İşin ilginci dans edememekten 67 yıldır bunalıma girmiş İsveçliler’in bu eylemi saatler sonra bizim sosyal medyamızda dolaşıma giren videodan öğrenmesi!
İsveç’in içişleri bakanı Tobias Billström, videoları izleyip bakanlığından bilgi soran Türk medyasından öğrenmiş olayı! Öğrendikten sonra da soruşturup nedeeen sonra açıklama yaptı. İğrenç falan dedi.
Olay başka bir ülkenin yurttaşlarına, cumhurbaşkanına yönelik hakaret olarak değil, “Eyvah NATO üyeliği tehlikeye girdi” boyutunda tartışılmaya başlandı İsveç’te.
Fena halde kendine demokrattı İsveçliler!
Bizde peki?
Anlatması karışık bir durumdur...
Misal, 21 Nisan 2019... Ankara’nın Çubuk İlçesi’nde PKK tarafından şehit edilen Mehmetçiklerimiz’den Yener Kırıkçı’nın cenazesinde yaşananlar! Adeta geliyorum denilen iğrenç linç girişimi. Hatta ne girişimi, basbayağı öldürmeye tam teşebbüs.

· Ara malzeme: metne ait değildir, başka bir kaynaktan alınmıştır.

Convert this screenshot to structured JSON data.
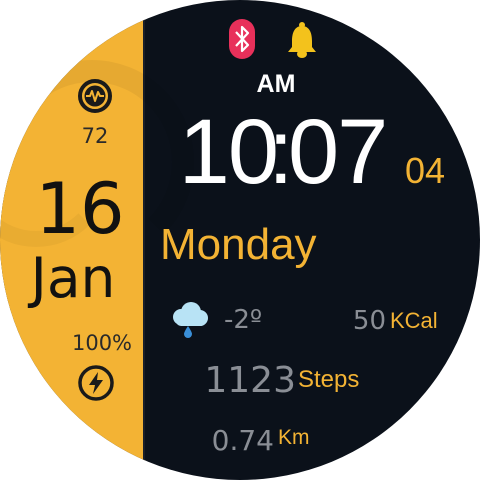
{
  "left_panel": {
    "heart_rate": "72",
    "day": "16",
    "month": "Jan",
    "battery": "100%",
    "heart_icon": "heart-rate-icon",
    "bolt_icon": "charging-bolt-icon"
  },
  "status": {
    "bluetooth_icon": "bluetooth-icon",
    "alarm_icon": "bell-icon"
  },
  "time": {
    "ampm": "AM",
    "hours": "10",
    "colon": ":",
    "minutes": "07",
    "seconds": "04"
  },
  "weekday": "Monday",
  "weather": {
    "icon": "rain-cloud-icon",
    "temperature": "-2º"
  },
  "calories": {
    "value": "50",
    "unit": "KCal"
  },
  "steps": {
    "value": "1123",
    "unit": "Steps"
  },
  "distance": {
    "value": "0.74",
    "unit": "Km"
  },
  "colors": {
    "accent": "#f3b334",
    "background": "#0b111a",
    "bluetooth": "#e8305a",
    "muted_text": "#8a8e95"
  }
}
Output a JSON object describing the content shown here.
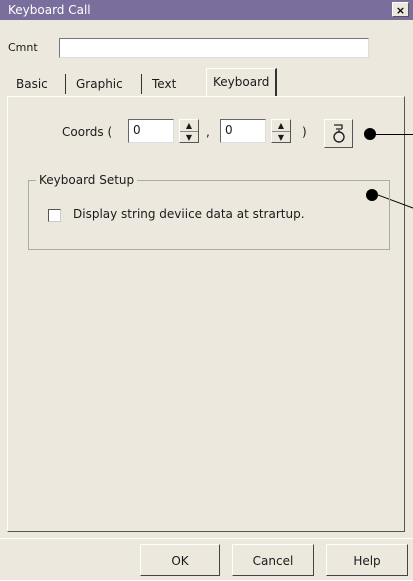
{
  "window": {
    "title": "Keyboard Call",
    "close_glyph": "×"
  },
  "comment": {
    "label": "Cmnt",
    "value": ""
  },
  "tabs": [
    {
      "label": "Basic",
      "active": false
    },
    {
      "label": "Graphic",
      "active": false
    },
    {
      "label": "Text",
      "active": false
    },
    {
      "label": "Keyboard",
      "active": true
    }
  ],
  "coords": {
    "label": "Coords (",
    "x": "0",
    "y": "0",
    "comma": ",",
    "close_paren": ")"
  },
  "keyboard_setup": {
    "group_label": "Keyboard Setup",
    "checkbox_label": "Display string deviice data at strartup.",
    "checked": false
  },
  "buttons": {
    "ok": "OK",
    "cancel": "Cancel",
    "help": "Help"
  }
}
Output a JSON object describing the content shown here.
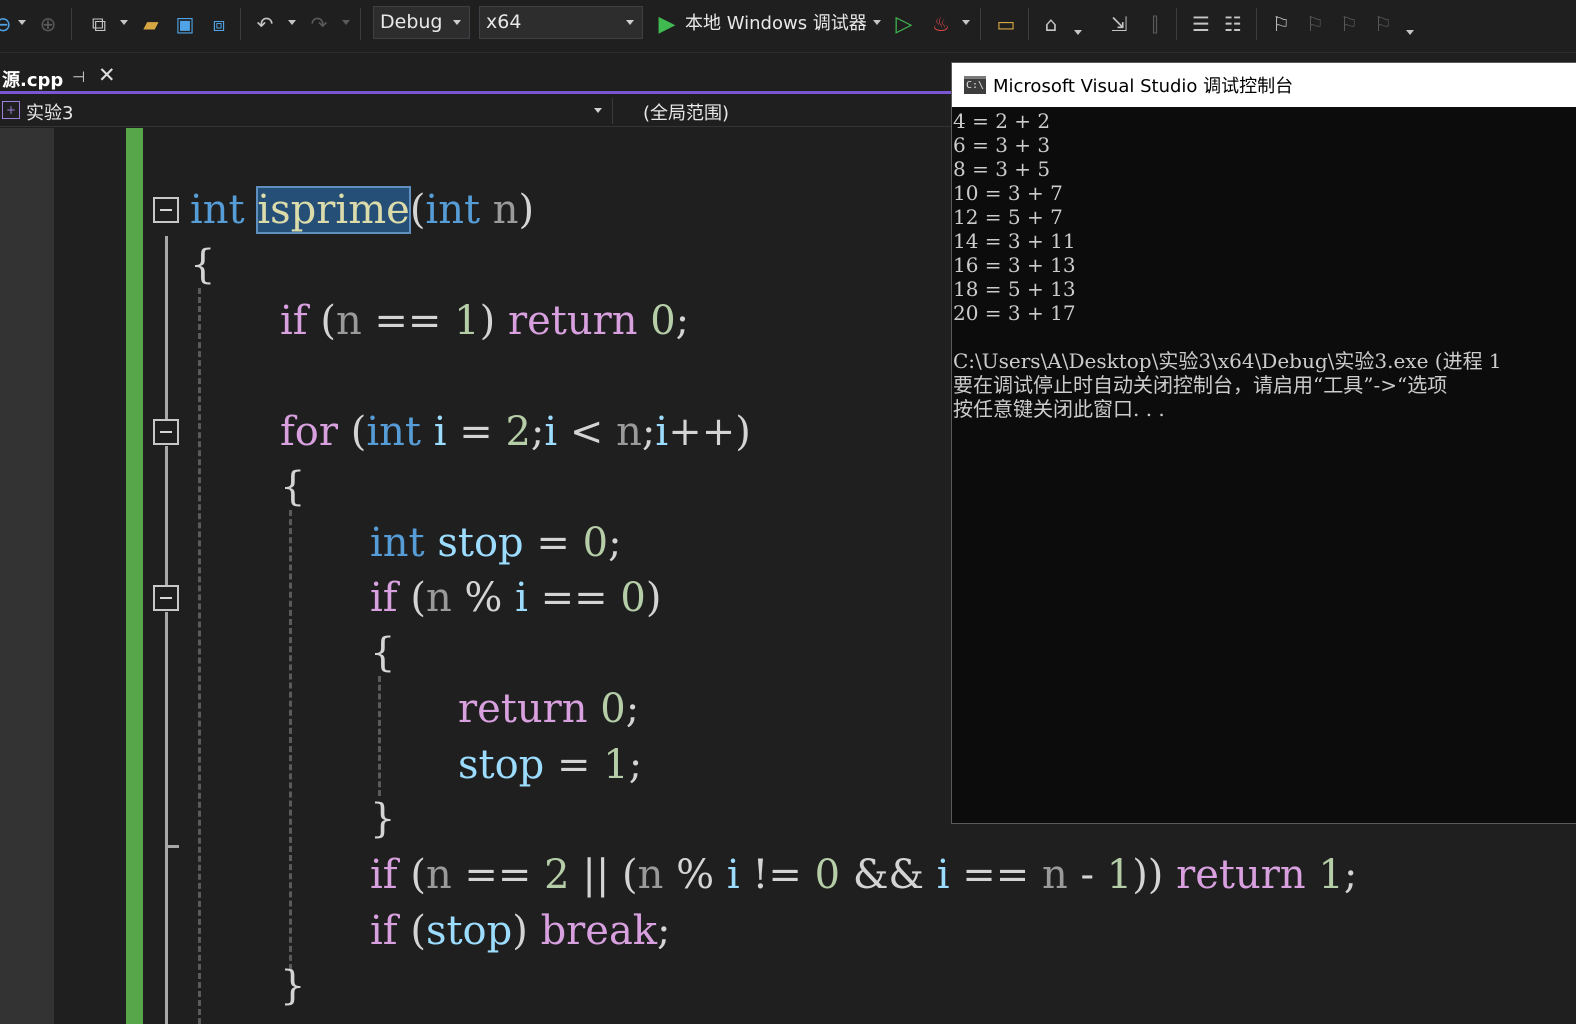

CHP’nin genel başkanı Kılıçdaroğlu’nun Ankara’da, devlet aynı meydandayken yumruklanması... Güç bela sığındığı evin taşlanması, yakılmak istenmesi... Oradaki gözü dönmüş güruhun dağıtılması yerine Kılıçdaroğlu’nun zırhlı araçla kaçırılma sakilliği!
Memleketin Cumhurbaşkanı Erdoğan’ın, bu tıkır tıkır işleyen çukur provokasyondan tam 24 saat sonra lütfen bir açıklama yapması, “Ne yazık ki dün Çubuk’ta bir şehidimizin cenaze töreninde istenmeyen bir olay meydana gelmiş, Kılıçdaroğlu’na yönelik protestolar şiddet eylemine dönüşmüştür. Şiddeti asla tasvip edememeyiz” falan demesi. Üstelik bunları Twitter hesabından demesi.
Yani hep yapıldığı gibi yapılıp, kendimize Müslümanlık yapılması!
Şimdi denilebilir ki, ama CHP olayın üzerinden 24 saat geçmeden İsveç olayını kınadı sosyal medya hesabından; “İsveç’te hain terör örgütüne mensup kişilerin Türkiye Cumhuriyeti ve Cumhurbaşkanı’na yönelik provokasyon girişimini şiddetle kınıyoruz. İsveç makamlarını sorumluluklarını yerine getirmeye davet ediyoruz” dedi.
Yeter mi, yetmeli mi... Bu memleketin kurucu partisinin elinden gelen, linç olayındaki gibi Twitter’den bir mesaj atmak mı?
***
Twitterden mesaj sallamaya benzemez, ciddi iştir devlet yönetmek.
Ülkende linç edilmek isteyenin yanında yer almaz, hukuku guguk yapar, yumruk atanın kahraman gibi karşılanmasına eyvallah der, Türkiye Cumhuriyeti’nin temel değerlerine sahip çıkmaz, kendine Müslüman olursan gün gelir başkaları da kendine demokrat olur!
Höt zöt etsen de yapanın yaptığı yanına kar kalır.